Investors are always on the lookout for strategies that offer better returns while managing risks. One such strategy that has gained popularity in recent years is Dual Momentum. Developed by Gary Antonacci, dual momentum combines two types of momentum strategies—relative momentum and absolute momentum—to create a more balanced and reliable investing approach. In this article, we will introduce you to the basics of dual momentum and explain how it can be a game-changer for your portfolio.
What Is Momentum in Investing?
Before diving into dual momentum, it’s important to understand what momentum means in investing. Simply put, momentum is the tendency for assets that have performed well (or poorly) in the past to continue performing well (or poorly) in the future. Investors use momentum as a signal to identify trends and adjust their portfolios accordingly.
Momentum strategies can be divided into two broad types:
- Relative Momentum: This looks at the performance of one asset relative to others over a specific time period. The idea is to invest in assets that have outperformed their peers.
- Absolute Momentum: This compares an asset’s performance against its own past performance. It focuses on whether the asset is moving upward or downward compared to its historical returns.
What Is Dual Momentum?
Dual momentum is a strategy that combines both relative and absolute momentum to improve investment outcomes. Here’s how it works:
- Relative Momentum: Dual momentum identifies the best-performing asset class (e.g., stocks, bonds, or cash) by comparing their past returns over a specific period, typically 3 to 12 months. The top-performing asset class is selected for investment.
- Absolute Momentum: After identifying the best asset class through relative momentum, the strategy checks if that asset class is still performing better than a risk-free rate (like Treasury bills or cash). If the asset’s absolute momentum is positive, you stay invested. If not, you move into a safer asset like bonds or cash.

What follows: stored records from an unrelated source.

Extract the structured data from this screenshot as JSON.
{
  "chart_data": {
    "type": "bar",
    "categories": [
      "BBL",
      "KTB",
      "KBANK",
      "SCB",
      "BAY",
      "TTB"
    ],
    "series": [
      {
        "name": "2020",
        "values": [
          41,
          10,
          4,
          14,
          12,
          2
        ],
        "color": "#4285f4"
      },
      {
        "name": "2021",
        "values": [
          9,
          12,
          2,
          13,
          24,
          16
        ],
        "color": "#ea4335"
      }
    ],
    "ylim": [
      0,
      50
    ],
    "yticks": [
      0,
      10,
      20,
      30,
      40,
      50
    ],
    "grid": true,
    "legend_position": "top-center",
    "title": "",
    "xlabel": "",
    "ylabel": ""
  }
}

By combining both types of momentum, dual momentum aims to capture upside potential in strong markets while protecting your portfolio during downturns.
Why Does Dual Momentum Work?
The success of dual momentum lies in its simplicity and effectiveness in multiple market conditions:
- Capturing trends: Relative momentum ensures that you’re invested in the best-performing assets, which helps you ride market trends.
- Managing risk: Absolute momentum serves as a risk control mechanism, moving you out of underperforming markets and into safer assets when needed.
Studies have shown that dual momentum has historically outperformed traditional buy-and-hold strategies by reducing drawdowns and improving risk-adjusted returns.
How to Implement Dual Momentum
Implementing dual momentum doesn’t require complex algorithms or in-depth financial expertise. Here’s a basic example of how you can get started:
- Asset Classes: Choose a set of asset classes to compare, such as U.S. stocks, international stocks, and bonds.
- Lookback Period: Use a lookback period, usually 12 months, to compare the past performance of these asset classes.
- Relative Momentum: Invest in the asset class with the highest return over the lookback period.
- Absolute Momentum: Check if that asset class’s return is higher than the return of a risk-free asset (like a 90-day Treasury bill). If it is, stay invested. If not, move into bonds or cash.
Conclusion
Dual momentum investing is a straightforward yet highly effective strategy that combines the best aspects of relative and absolute momentum. By investing in top-performing assets while avoiding market downturns, this strategy offers the potential for improved returns with less risk. In future articles, we’ll dive deeper into the mechanics of dual momentum, its historical performance, and how you can apply it to your own portfolio.